Unlike the APPLICATION sections and TEMPLATE sections, INSERT sections
can have no subsections. The format of an INSERT section is:
- <INSERT NAME=insert-name>…</INSERT>
- An INSERT contains HTML that either:
- Defines a certificate field
- Defines other common HTML that can be referenced in other sections.

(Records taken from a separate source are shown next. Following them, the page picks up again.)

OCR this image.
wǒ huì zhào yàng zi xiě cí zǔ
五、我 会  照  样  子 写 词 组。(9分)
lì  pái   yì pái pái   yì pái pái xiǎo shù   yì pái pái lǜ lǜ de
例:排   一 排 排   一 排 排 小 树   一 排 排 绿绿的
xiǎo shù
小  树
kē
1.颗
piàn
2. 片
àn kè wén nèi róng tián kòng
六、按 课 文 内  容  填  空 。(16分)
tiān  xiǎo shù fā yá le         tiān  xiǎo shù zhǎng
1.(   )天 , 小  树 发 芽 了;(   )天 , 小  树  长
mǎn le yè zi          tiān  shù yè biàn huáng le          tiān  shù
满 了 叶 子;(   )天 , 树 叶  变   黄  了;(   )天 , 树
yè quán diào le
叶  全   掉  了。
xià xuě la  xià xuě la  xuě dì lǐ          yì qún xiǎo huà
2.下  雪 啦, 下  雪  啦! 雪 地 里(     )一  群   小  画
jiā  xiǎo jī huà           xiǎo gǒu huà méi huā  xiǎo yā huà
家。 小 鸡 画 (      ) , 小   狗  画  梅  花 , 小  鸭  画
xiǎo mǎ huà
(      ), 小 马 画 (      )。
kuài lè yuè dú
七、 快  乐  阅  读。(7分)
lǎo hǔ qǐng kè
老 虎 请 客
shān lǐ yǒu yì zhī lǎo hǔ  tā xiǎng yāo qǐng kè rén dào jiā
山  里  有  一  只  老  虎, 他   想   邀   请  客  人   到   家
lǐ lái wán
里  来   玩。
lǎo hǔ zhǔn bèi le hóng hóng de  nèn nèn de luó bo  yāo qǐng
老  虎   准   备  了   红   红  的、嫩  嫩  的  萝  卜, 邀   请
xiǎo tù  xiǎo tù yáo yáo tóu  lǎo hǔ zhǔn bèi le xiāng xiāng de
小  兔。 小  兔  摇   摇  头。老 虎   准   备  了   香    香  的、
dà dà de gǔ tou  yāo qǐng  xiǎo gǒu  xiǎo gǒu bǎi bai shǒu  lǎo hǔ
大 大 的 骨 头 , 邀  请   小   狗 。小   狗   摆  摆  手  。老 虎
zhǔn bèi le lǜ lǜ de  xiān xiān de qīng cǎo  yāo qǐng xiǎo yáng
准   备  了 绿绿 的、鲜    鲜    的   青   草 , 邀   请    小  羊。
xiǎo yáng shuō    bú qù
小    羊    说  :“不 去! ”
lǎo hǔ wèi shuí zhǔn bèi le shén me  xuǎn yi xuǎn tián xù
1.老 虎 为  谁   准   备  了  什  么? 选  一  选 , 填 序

The following example of an INSERT defines a certificate field.
Example:
<INSERT NAME=Country>
<p> <LABEL for="countryfield">Country [optfield]</LABEL> <BR>
<INPUT NAME="Country" TYPE="text" SIZE=2 maxlength="2" id="countryfield">
<SCRIPT LANGUAGE="JavaScript">
<!--
function ValidCountry(frm){
if ("[optfield]" == "" && frm.Country.value == "") {
alert("Enter required field."); frm.Country.focus();
return false;
}
return true;
}
//-->
</SCRIPT>
</INSERT>
The next example defines other common HTML:
Example:
<INSERT NAME=-pagefooter>
<p>email: webmaster@your_company.com
</INSERT>
To reference an INSERT, you use a named field of the form %%insert-name%%, for example %%Country%% or %%-pagefooter%%.
The pkiserv.tmpl certificate templates file contains
INSERT sections of several main types:
- INSERTs that are for internal processing. (This is common HTML for web page content as listed in Table 1.)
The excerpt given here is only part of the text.